Crime

Homem que atirou em vizinho por causa de vaga de estacionamento é preso

Autor dos disparos contra vizinho após discussão por vaga de estacionamento em Vicente Pires se apresentou à polícia, foi preso durante interrogatório e responderá por tentativa de homicídio. Vítima segue em coma e entubada no Hospital Regional de Taguatinga (HRT)

O homem de 47 anos que baleou um vizinho durante uma discussão por vaga de estacionamento em Vicente Pires foi preso, nesta terça-feira (19/5), após se apresentar à 38ª Delegacia de Polícia (Vicente Pires) para prestar depoimento. A vítima, um homem de 39 anos, permanece internada em estado gravíssimo, em coma e entubada no Hospital Regional de Taguatinga (HRT). Segundo a Polícia Civil do Distrito Federal (PCDF), o autor responderá por tentativa de homicídio.

O crime ocorreu na manhã de segunda-feira (18/5), na Colônia Agrícola Samambaia. Conforme informações preliminares da Polícia Militar do Distrito Federal (PMDF), a discussão começou após um desentendimento envolvendo veículos estacionados em uma rua estreita da região. Durante a briga, o homem efetuou ao menos três disparos contra o vizinho.

Após os tiros, ele fugiu antes da chegada da PMDF e passou a ser procurado pelas forças de segurança. Ontem, compareceu espontaneamente à delegacia para ser interrogado. Segundo o delegado Diogo Carneiro, responsável pelo caso, o mandado de prisão foi expedido enquanto o homem prestava depoimento.

"Ele se apresentou espontaneamente para o interrogatório. Quando chegou à delegacia, ainda não havia mandado de prisão expedido. Durante o procedimento, após a finalização do depoimento, a Justiça decretou a prisão", explicou o delegado do caso, Diogo Carneiro.

A vítima foi socorrida em estado grave e encaminhada ao HRT. Com a piora no quadro clínico, precisou ser entubada e segue internada sob cuidados intensivos. Familiares acompanham a evolução médica.

De acordo com a PCDF, o autor havia sido alvo de ocorrência anterior por ameaça envolvendo o mesmo contexto de conflito entre vizinhos. Moradores da região relataram que os desentendimentos envolvendo estacionamento e circulação de veículos eram recorrentes.

Mediação rígida

Especialista em segurança pública pela Universidade Católica de Brasília (UCB), o policial militar Paulo Sérgio avalia que o histórico de atritos deveria ter provocado uma atuação mais incisiva do poder público. "Já havia uma apuração anterior envolvendo as partes.
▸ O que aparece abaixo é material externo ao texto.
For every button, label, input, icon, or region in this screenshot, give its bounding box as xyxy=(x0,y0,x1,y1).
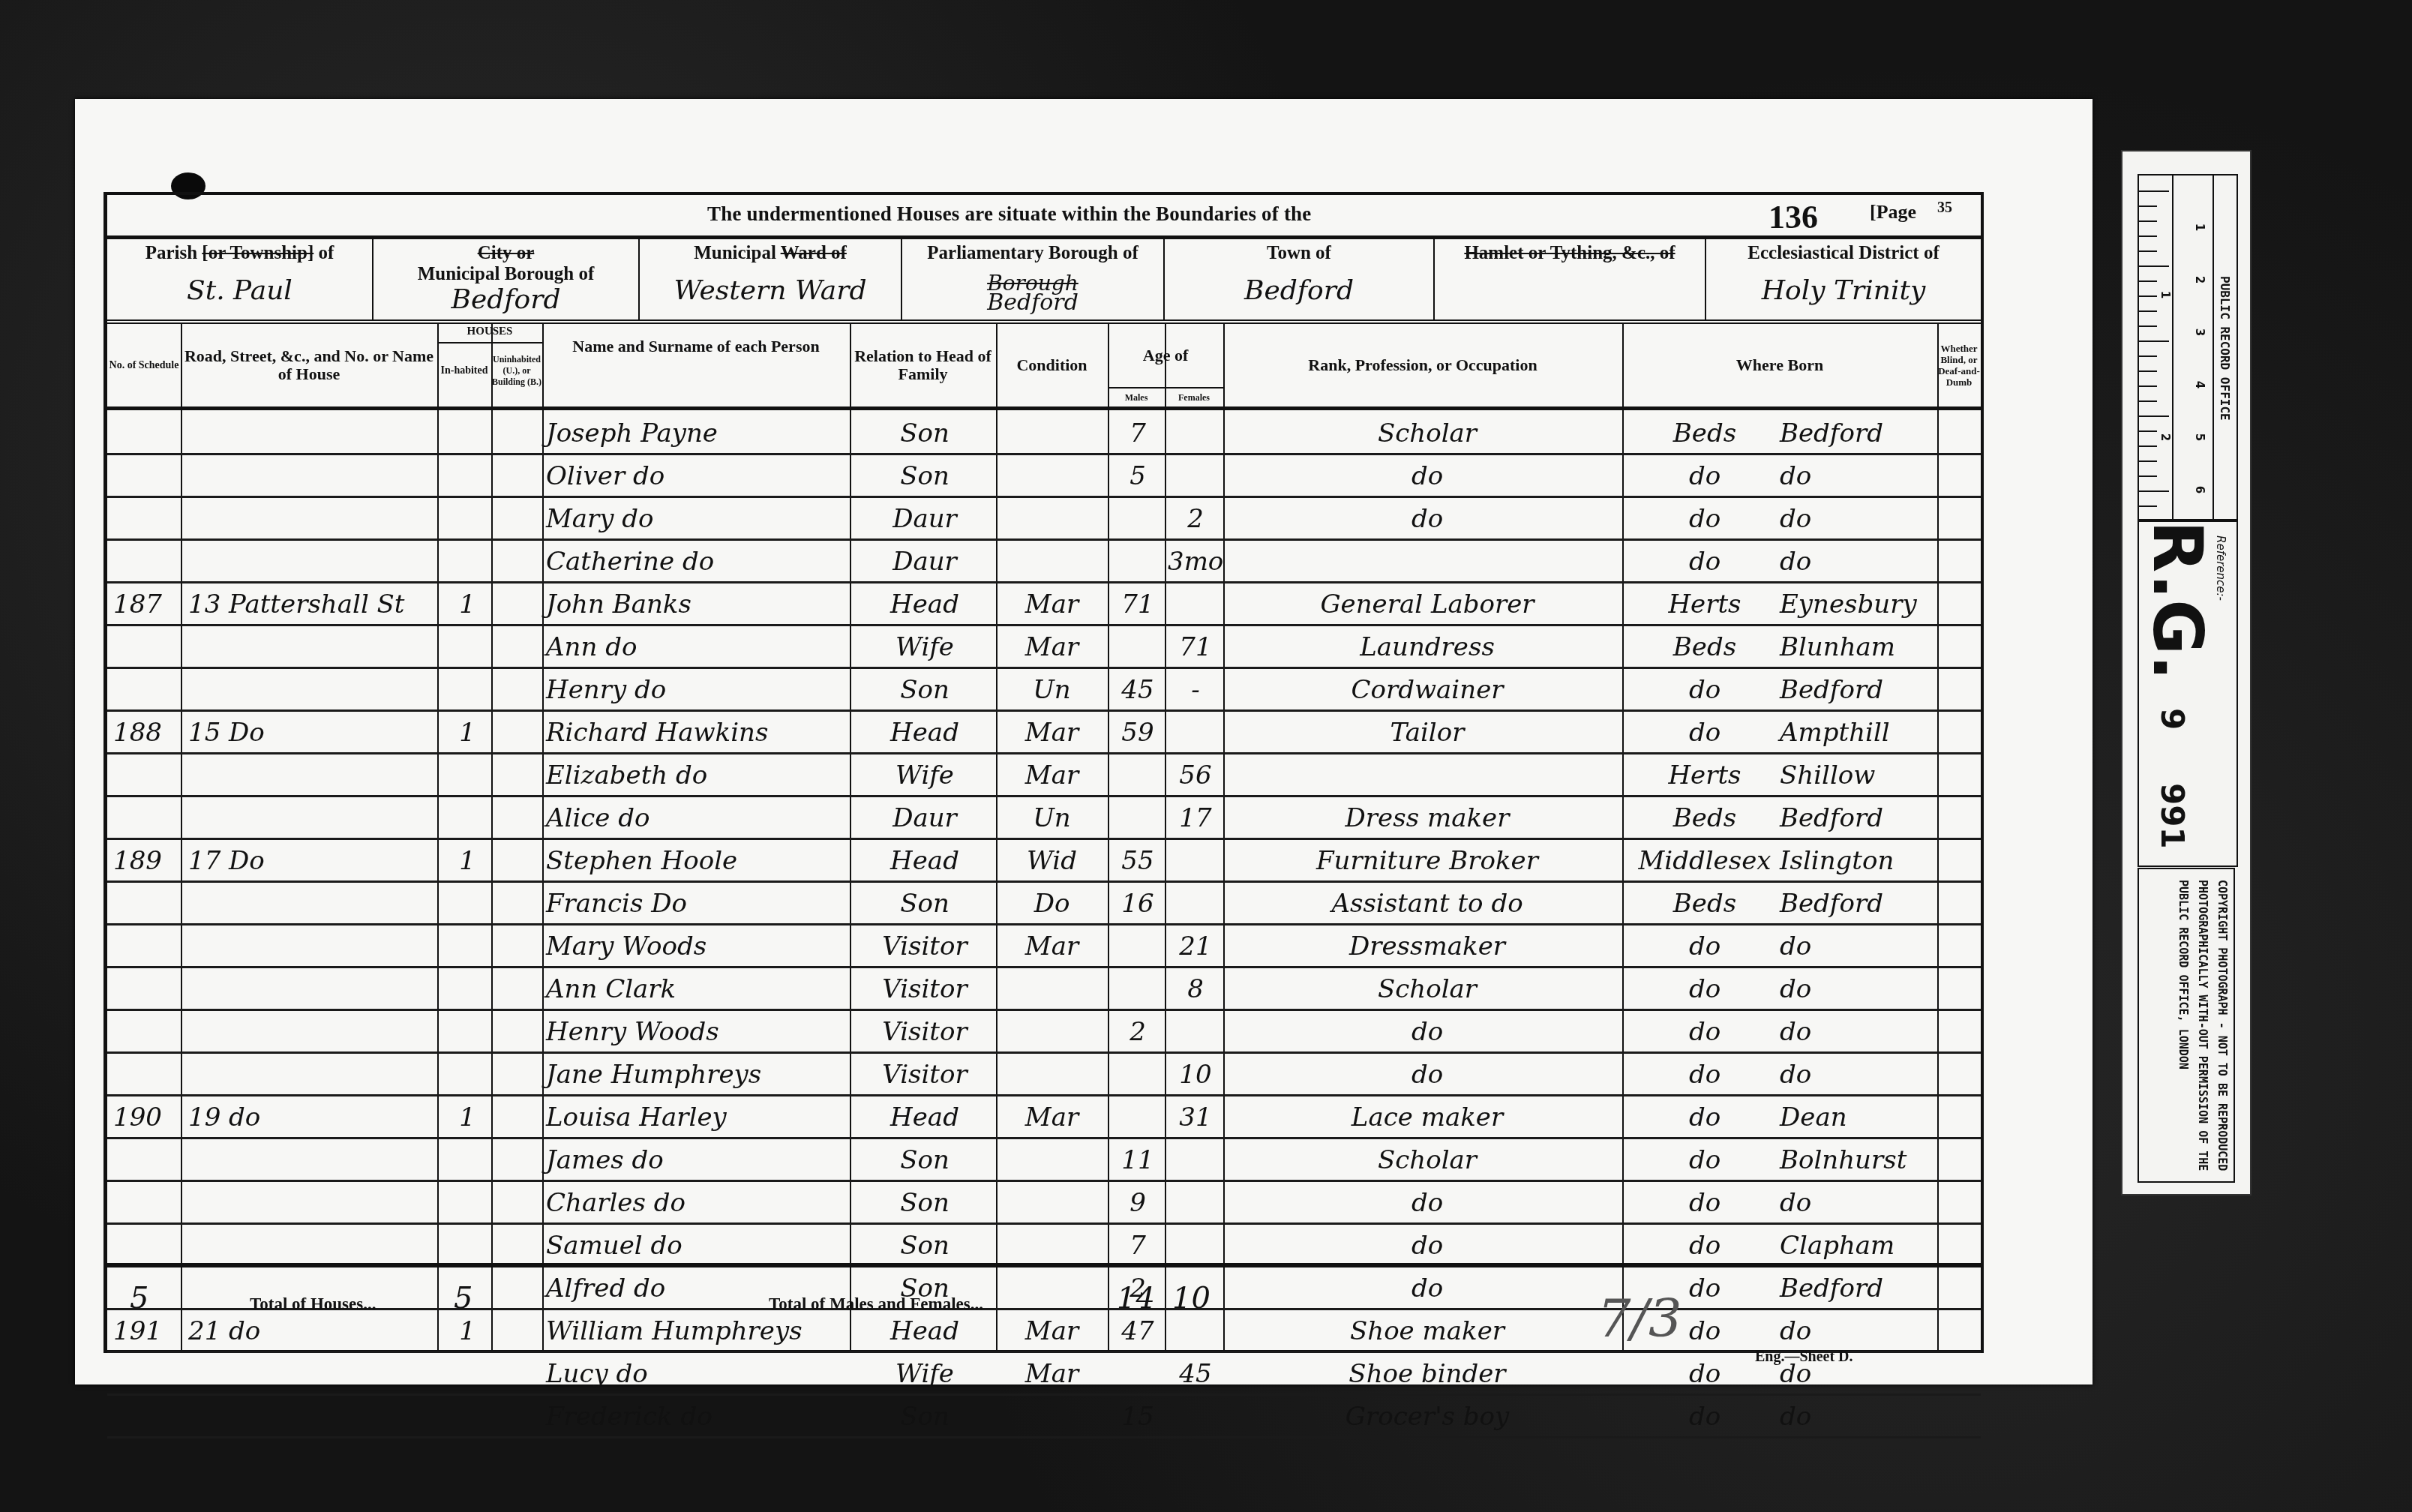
ruler-number: 1 xyxy=(2193,224,2206,231)
male-age xyxy=(1111,496,1165,538)
relation-to-head: Visitor xyxy=(857,923,992,966)
relation-to-head: Son xyxy=(857,1180,992,1222)
inhabited-count: 1 xyxy=(445,710,490,752)
table-row: Frederick doSon15Grocer's boydodo xyxy=(107,1394,1981,1438)
female-age xyxy=(1168,880,1223,923)
reference-piece: 991 xyxy=(2154,783,2191,849)
occupation: do xyxy=(1232,453,1622,496)
relation-to-head: Son xyxy=(857,1137,992,1180)
occupation: do xyxy=(1232,1009,1622,1052)
person-name: Charles do xyxy=(546,1180,846,1222)
female-age xyxy=(1168,581,1223,624)
male-age: 15 xyxy=(1111,1394,1165,1436)
road-address xyxy=(188,410,436,453)
boundary-town: Town of Bedford xyxy=(1165,238,1435,320)
total-houses-label: Total of Houses... xyxy=(250,1294,376,1314)
male-age: 7 xyxy=(1111,410,1165,453)
relation-to-head: Son xyxy=(857,410,992,453)
inhabited-count xyxy=(445,624,490,667)
column-headers: No. of Schedule Road, Street, &c., and N… xyxy=(107,324,1981,410)
birth-county: do xyxy=(1630,923,1780,966)
birth-town: Bedford xyxy=(1780,410,1937,453)
marital-condition xyxy=(998,1137,1106,1180)
female-age: 2 xyxy=(1168,496,1223,538)
schedule-number xyxy=(113,1137,181,1180)
ruler-tick xyxy=(2139,280,2157,282)
birth-town: Islington xyxy=(1780,838,1937,880)
boundary-municipal-borough: City orMunicipal Borough of Bedford xyxy=(374,238,640,320)
birth-town: do xyxy=(1780,538,1937,581)
total-males: 14 xyxy=(1117,1281,1155,1316)
inhabited-count xyxy=(445,1052,490,1094)
header-blind: Whether Blind, or Deaf-and-Dumb xyxy=(1937,324,1981,406)
road-address xyxy=(188,966,436,1009)
ruler-tick xyxy=(2139,416,2169,417)
female-age: 8 xyxy=(1168,966,1223,1009)
header-age: Age of xyxy=(1108,324,1223,387)
road-address xyxy=(188,1009,436,1052)
person-name: Ann do xyxy=(546,624,846,667)
total-houses-value: 5 xyxy=(454,1281,472,1316)
birth-county: do xyxy=(1630,1009,1780,1052)
ruler-tick xyxy=(2139,266,2169,267)
person-name: Samuel do xyxy=(546,1222,846,1265)
female-age xyxy=(1168,1180,1223,1222)
inhabited-count xyxy=(445,1009,490,1052)
form-title: The undermentioned Houses are situate wi… xyxy=(707,202,1312,226)
person-name: Joseph Payne xyxy=(546,410,846,453)
birth-county: do xyxy=(1630,538,1780,581)
header-females: Females xyxy=(1165,387,1223,408)
schedule-number: 187 xyxy=(113,581,181,624)
ruler-tick xyxy=(2139,250,2157,252)
ruler-tick xyxy=(2139,430,2157,432)
person-name: Mary Woods xyxy=(546,923,846,966)
birth-town: do xyxy=(1780,496,1937,538)
parish-label-suffix: of xyxy=(314,243,334,263)
ruler-tick xyxy=(2139,356,2157,357)
birth-town: Bedford xyxy=(1780,667,1937,710)
person-name: Henry Woods xyxy=(546,1009,846,1052)
road-address xyxy=(188,1137,436,1180)
person-name: Francis Do xyxy=(546,880,846,923)
female-age: 21 xyxy=(1168,923,1223,966)
schedule-number xyxy=(113,923,181,966)
table-row: Elizabeth doWifeMar56HertsShillow xyxy=(107,752,1981,797)
table-row: 19019 do1Louisa HarleyHeadMar31Lace make… xyxy=(107,1094,1981,1139)
relation-to-head: Son xyxy=(857,667,992,710)
marital-condition xyxy=(998,410,1106,453)
male-age xyxy=(1111,923,1165,966)
total-schedules: 5 xyxy=(130,1281,148,1316)
inhabited-count xyxy=(445,923,490,966)
total-persons-label: Total of Males and Females... xyxy=(769,1294,983,1314)
birth-town: do xyxy=(1780,966,1937,1009)
ruler-number: 2 xyxy=(2193,276,2206,284)
relation-to-head: Head xyxy=(857,581,992,624)
header-road: Road, Street, &c., and No. or Name of Ho… xyxy=(181,324,437,406)
schedule-number xyxy=(113,1009,181,1052)
occupation: do xyxy=(1232,1052,1622,1094)
total-females: 10 xyxy=(1172,1281,1210,1316)
road-address: 19 do xyxy=(188,1094,436,1137)
birth-county: do xyxy=(1630,1137,1780,1180)
marital-condition: Un xyxy=(998,795,1106,838)
occupation: Cordwainer xyxy=(1232,667,1622,710)
inhabited-count: 1 xyxy=(445,581,490,624)
birth-town: do xyxy=(1780,1180,1937,1222)
road-address xyxy=(188,1394,436,1436)
reference-box: Reference:- R.G. 9 991 xyxy=(2138,519,2238,867)
table-row: James doSon11ScholardoBolnhurst xyxy=(107,1137,1981,1182)
inhabited-count xyxy=(445,966,490,1009)
ruler-tick xyxy=(2139,310,2157,312)
header-occupation: Rank, Profession, or Occupation xyxy=(1223,324,1622,406)
marital-condition xyxy=(998,1052,1106,1094)
relation-to-head: Head xyxy=(857,838,992,880)
birth-town: Bedford xyxy=(1780,880,1937,923)
table-row: Joseph PayneSon7ScholarBedsBedford xyxy=(107,410,1981,455)
schedule-number xyxy=(113,795,181,838)
marital-condition: Do xyxy=(998,880,1106,923)
marital-condition xyxy=(998,538,1106,581)
ruler-tick xyxy=(2139,386,2157,387)
occupation: Scholar xyxy=(1232,410,1622,453)
person-name: Catherine do xyxy=(546,538,846,581)
header-males: Males xyxy=(1108,387,1165,408)
page-number: 35 xyxy=(1937,200,1952,217)
road-address xyxy=(188,880,436,923)
birth-county: do xyxy=(1630,453,1780,496)
scale-ruler: PUBLIC RECORD OFFICE 12345612 xyxy=(2138,174,2238,522)
table-row: 18815 Do1Richard HawkinsHeadMar59Tailord… xyxy=(107,710,1981,754)
birth-town: Ampthill xyxy=(1780,710,1937,752)
birth-county: do xyxy=(1630,966,1780,1009)
birth-county: Herts xyxy=(1630,752,1780,795)
birth-county: Middlesex xyxy=(1630,838,1780,880)
female-age: 3mo xyxy=(1168,538,1223,581)
female-age: 56 xyxy=(1168,752,1223,795)
marital-condition xyxy=(998,1180,1106,1222)
occupation: Lace maker xyxy=(1232,1094,1622,1137)
boundary-row: Parish [or Township] of St. Paul City or… xyxy=(107,238,1981,324)
person-name: Frederick do xyxy=(546,1394,846,1436)
female-age xyxy=(1168,453,1223,496)
relation-to-head: Wife xyxy=(857,1351,992,1394)
boundary-ward: Municipal Ward of Western Ward xyxy=(640,238,902,320)
male-age: 59 xyxy=(1111,710,1165,752)
relation-to-head: Son xyxy=(857,453,992,496)
relation-to-head: Wife xyxy=(857,624,992,667)
parish-label: Parish xyxy=(146,243,202,263)
road-address xyxy=(188,1180,436,1222)
table-row: Samuel doSon7dodoClapham xyxy=(107,1222,1981,1268)
table-row: 18713 Pattershall St1John BanksHeadMar71… xyxy=(107,581,1981,626)
male-age: 9 xyxy=(1111,1180,1165,1222)
schedule-number: 189 xyxy=(113,838,181,880)
hamlet-label-struck: Hamlet or Tything, &c., of xyxy=(1435,243,1705,264)
male-age: 55 xyxy=(1111,838,1165,880)
table-row: Catherine doDaur3mododo xyxy=(107,538,1981,584)
reference-series: 9 xyxy=(2154,708,2191,730)
header-schedule: No. of Schedule xyxy=(107,324,181,406)
birth-town: Dean xyxy=(1780,1094,1937,1137)
header-uninhabited: Uninhabited (U.), or Building (B.) xyxy=(491,334,542,406)
schedule-number xyxy=(113,1222,181,1265)
ruler-tick xyxy=(2139,370,2157,372)
marital-condition: Mar xyxy=(998,1351,1106,1394)
page-label: [Page xyxy=(1870,201,1916,224)
schedule-number xyxy=(113,1394,181,1436)
relation-to-head: Visitor xyxy=(857,1009,992,1052)
inhabited-count xyxy=(445,1351,490,1394)
inhabited-count xyxy=(445,880,490,923)
occupation: Laundress xyxy=(1232,624,1622,667)
ecclesiastical-district-label: Ecclesiastical District of xyxy=(1706,243,1981,264)
marital-condition: Mar xyxy=(998,1094,1106,1137)
sheet-mark: Eng.—Sheet D. xyxy=(1755,1348,1853,1366)
birth-town: Clapham xyxy=(1780,1222,1937,1265)
road-address xyxy=(188,624,436,667)
marital-condition xyxy=(998,1394,1106,1436)
ecclesiastical-district-value: Holy Trinity xyxy=(1706,276,1981,306)
schedule-number xyxy=(113,752,181,795)
schedule-number xyxy=(113,667,181,710)
header-condition: Condition xyxy=(996,324,1108,406)
birth-county: do xyxy=(1630,1094,1780,1137)
occupation xyxy=(1232,538,1622,581)
person-name: Alice do xyxy=(546,795,846,838)
schedule-number xyxy=(113,1052,181,1094)
marital-condition xyxy=(998,453,1106,496)
ruler-tick xyxy=(2139,326,2157,327)
occupation xyxy=(1232,752,1622,795)
person-name: Ann Clark xyxy=(546,966,846,1009)
marital-condition xyxy=(998,1009,1106,1052)
inhabited-count xyxy=(445,1222,490,1265)
inhabited-count xyxy=(445,538,490,581)
table-row: Mary doDaur2dododo xyxy=(107,496,1981,541)
boundary-ecclesiastical-district: Ecclesiastical District of Holy Trinity xyxy=(1706,238,1981,320)
ruler-tick xyxy=(2139,506,2157,507)
male-age: 16 xyxy=(1111,880,1165,923)
birth-county: do xyxy=(1630,710,1780,752)
relation-to-head: Daur xyxy=(857,795,992,838)
ruler-tick xyxy=(2139,236,2157,237)
road-address: 17 Do xyxy=(188,838,436,880)
table-row: Charles doSon9dododo xyxy=(107,1180,1981,1225)
person-name: Henry do xyxy=(546,667,846,710)
inhabited-count xyxy=(445,1180,490,1222)
female-age xyxy=(1168,1222,1223,1265)
schedule-number xyxy=(113,410,181,453)
census-form: The undermentioned Houses are situate wi… xyxy=(104,192,1984,1353)
ruler-tick xyxy=(2139,220,2157,222)
inhabited-count xyxy=(445,496,490,538)
birth-county: Herts xyxy=(1630,581,1780,624)
table-row: Ann ClarkVisitor8Scholardodo xyxy=(107,966,1981,1011)
road-address: 13 Pattershall St xyxy=(188,581,436,624)
road-address: 15 Do xyxy=(188,710,436,752)
schedule-number xyxy=(113,496,181,538)
ruler-tick xyxy=(2139,206,2157,207)
table-row: Jane HumphreysVisitor10dododo xyxy=(107,1052,1981,1096)
female-age xyxy=(1168,1009,1223,1052)
inhabited-count xyxy=(445,752,490,795)
ruler-tick xyxy=(2139,190,2169,192)
margin-tally: 7/3 xyxy=(1598,1288,1682,1349)
female-age xyxy=(1168,1394,1223,1436)
marital-condition: Mar xyxy=(998,752,1106,795)
table-row: Henry doSonUn45-CordwainerdoBedford xyxy=(107,667,1981,712)
birth-town: Shillow xyxy=(1780,752,1937,795)
male-age: 45 xyxy=(1111,667,1165,710)
ruler-number: 3 xyxy=(2193,328,2206,336)
marital-condition: Mar xyxy=(998,923,1106,966)
female-age: 45 xyxy=(1168,1351,1223,1394)
relation-to-head: Head xyxy=(857,710,992,752)
boundary-parliamentary-borough: Parliamentary Borough of Borough Bedford xyxy=(902,238,1165,320)
inhabited-count xyxy=(445,1394,490,1436)
ward-label: Municipal xyxy=(694,243,781,263)
ruler-tick xyxy=(2139,446,2157,447)
road-address xyxy=(188,496,436,538)
road-address xyxy=(188,1052,436,1094)
relation-to-head: Son xyxy=(857,1222,992,1265)
male-age xyxy=(1111,752,1165,795)
female-age: 10 xyxy=(1168,1052,1223,1094)
ruler-tick xyxy=(2139,490,2169,492)
male-age: 71 xyxy=(1111,581,1165,624)
birth-town: Bolnhurst xyxy=(1780,1137,1937,1180)
table-row: Alice doDaurUn17Dress makerBedsBedford xyxy=(107,795,1981,840)
male-age xyxy=(1111,966,1165,1009)
municipal-borough-value: Bedford xyxy=(374,285,638,315)
birth-county: Beds xyxy=(1630,880,1780,923)
birth-county: do xyxy=(1630,1180,1780,1222)
person-name: Louisa Harley xyxy=(546,1094,846,1137)
ruler-tick xyxy=(2139,400,2157,402)
relation-to-head: Son xyxy=(857,1394,992,1436)
parliamentary-borough-value: Bedford xyxy=(902,288,1163,318)
marital-condition: Mar xyxy=(998,624,1106,667)
folio-number: 136 xyxy=(1768,198,1818,236)
female-age xyxy=(1168,838,1223,880)
birth-town: Blunham xyxy=(1780,624,1937,667)
boundary-parish: Parish [or Township] of St. Paul xyxy=(107,238,374,320)
schedule-number xyxy=(113,1180,181,1222)
occupation: Grocer's boy xyxy=(1232,1394,1622,1436)
female-age xyxy=(1168,1137,1223,1180)
table-row: Francis DoSonDo16Assistant to doBedsBedf… xyxy=(107,880,1981,926)
occupation: do xyxy=(1232,496,1622,538)
table-row: 18917 Do1Stephen HooleHeadWid55Furniture… xyxy=(107,838,1981,883)
male-age: 7 xyxy=(1111,1222,1165,1265)
male-age: 2 xyxy=(1111,1009,1165,1052)
birth-county: do xyxy=(1630,1222,1780,1265)
male-age xyxy=(1111,795,1165,838)
person-name: Jane Humphreys xyxy=(546,1052,846,1094)
birth-town: Bedford xyxy=(1780,795,1937,838)
birth-county: do xyxy=(1630,1394,1780,1436)
parliamentary-borough-label: Parliamentary Borough of xyxy=(902,243,1163,264)
schedule-number xyxy=(113,538,181,581)
occupation: Furniture Broker xyxy=(1232,838,1622,880)
boundary-hamlet: Hamlet or Tything, &c., of xyxy=(1435,238,1706,320)
road-address xyxy=(188,1222,436,1265)
header-name: Name and Surname of each Person xyxy=(542,324,850,406)
person-name: Mary do xyxy=(546,496,846,538)
schedule-number xyxy=(113,966,181,1009)
header-where-born: Where Born xyxy=(1622,324,1937,406)
schedule-number xyxy=(113,880,181,923)
occupation: Tailor xyxy=(1232,710,1622,752)
table-row: Henry WoodsVisitor2dododo xyxy=(107,1009,1981,1054)
birth-town: do xyxy=(1780,453,1937,496)
inhabited-count xyxy=(445,410,490,453)
person-name: James do xyxy=(546,1137,846,1180)
occupation: General Laborer xyxy=(1232,581,1622,624)
birth-county: Beds xyxy=(1630,410,1780,453)
inhabited-count xyxy=(445,453,490,496)
relation-to-head: Son xyxy=(857,880,992,923)
header-relation: Relation to Head of Family xyxy=(850,324,996,406)
table-row: Mary WoodsVisitorMar21Dressmakerdodo xyxy=(107,923,1981,968)
road-address xyxy=(188,752,436,795)
marital-condition: Mar xyxy=(998,710,1106,752)
relation-to-head: Daur xyxy=(857,538,992,581)
occupation: Scholar xyxy=(1232,966,1622,1009)
office-label: PUBLIC RECORD OFFICE xyxy=(2212,176,2236,520)
inhabited-count xyxy=(445,1137,490,1180)
ruler-tick xyxy=(2139,296,2157,297)
relation-to-head: Visitor xyxy=(857,1052,992,1094)
schedule-number: 190 xyxy=(113,1094,181,1137)
city-label-struck: City or xyxy=(374,243,638,264)
schedule-number xyxy=(113,453,181,496)
ward-label-struck: Ward of xyxy=(781,243,847,263)
female-age: - xyxy=(1168,667,1223,710)
schedule-number xyxy=(113,624,181,667)
copyright-text: COPYRIGHT PHOTOGRAPH - NOT TO BE REPRODU… xyxy=(2144,880,2232,1172)
marital-condition: Mar xyxy=(998,581,1106,624)
table-row: Ann doWifeMar71LaundressBedsBlunham xyxy=(107,624,1981,669)
birth-town: Eynesbury xyxy=(1780,581,1937,624)
marital-condition xyxy=(998,496,1106,538)
census-sheet: The undermentioned Houses are situate wi… xyxy=(75,99,2092,1384)
ruler-number: 4 xyxy=(2193,381,2206,388)
marital-condition: Un xyxy=(998,667,1106,710)
municipal-borough-label: Municipal Borough of xyxy=(374,264,638,285)
relation-to-head: Daur xyxy=(857,496,992,538)
relation-to-head: Head xyxy=(857,1094,992,1137)
person-name: Richard Hawkins xyxy=(546,710,846,752)
marital-condition xyxy=(998,1222,1106,1265)
occupation: Assistant to do xyxy=(1232,880,1622,923)
road-address xyxy=(188,453,436,496)
person-name: Oliver do xyxy=(546,453,846,496)
census-table: No. of Schedule Road, Street, &c., and N… xyxy=(107,324,1981,1350)
female-age: 71 xyxy=(1168,624,1223,667)
header-inhabited: In-habited xyxy=(437,334,491,406)
male-age: 11 xyxy=(1111,1137,1165,1180)
title-row: The undermentioned Houses are situate wi… xyxy=(107,195,1981,239)
male-age: 5 xyxy=(1111,453,1165,496)
birth-county: Beds xyxy=(1630,795,1780,838)
female-age xyxy=(1168,410,1223,453)
road-address xyxy=(188,538,436,581)
ruler-number: 6 xyxy=(2193,486,2206,494)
Era necessário chamar os envolvidos, tentar um acordo e impedir que a situação evoluísse", afirmou. Na avaliação dele, a ausência de medidas mais rígidas pode contribuir para o agravamento de conflitos aparentemente banais. "Se houvesse uma atuação mais firme, mostrando consequências para novas ameaças e agressões, talvez o desfecho não fosse tão trágico", completou.

Paulo Sérgio também ressaltou a importância da mediação em conflitos de convivência. "Todo conflito precisa de um mediador com autoridade e competência para ouvir os lados e construir consenso. Sem isso, pequenas discussões podem acabar em vias extremas", disse.

Outro ponto levantado após o crime é a situação legal do armamento utilizado pelo autor, que possui registro de CAC (caçador, atirador e colecionador). O advogado criminalista Adilson Valentim explicou que pessoas registradas nessa categoria precisam manter "idoneidade moral" para conservar a autorização e o acesso às armas de fogo.

"Em regra, quando há ocorrência policial envolvendo um CAC, pode ser instaurado procedimento administrativo para suspensão ou cassação do registro. O simples fato de responder a um inquérito policial já pode ensejar a perda dessa idoneidade", explicou.

Segundo Valentim, caso a investigação confirme que a arma utilizada era vinculada a registro CAC, o delegado responsável poderá comunicar imediatamente a ocorrência à Polícia Federal, órgão que atualmente administra os registros de atiradores, caçadores e colecionadores no país.

O advogado também afirmou que o homem poderá responder por disparo de arma de fogo em via pública e porte ilegal de arma, além da tentativa de homicídio já investigada pela polícia.

Em fevereiro deste ano, o empresário Adriano de Jesus, de 50 anos, foi morto a tiros em Samambaia após uma discussão semelhante com um vizinho. Familiares relataram, à época, que os conflitos na região também eram antigos e recorrentes.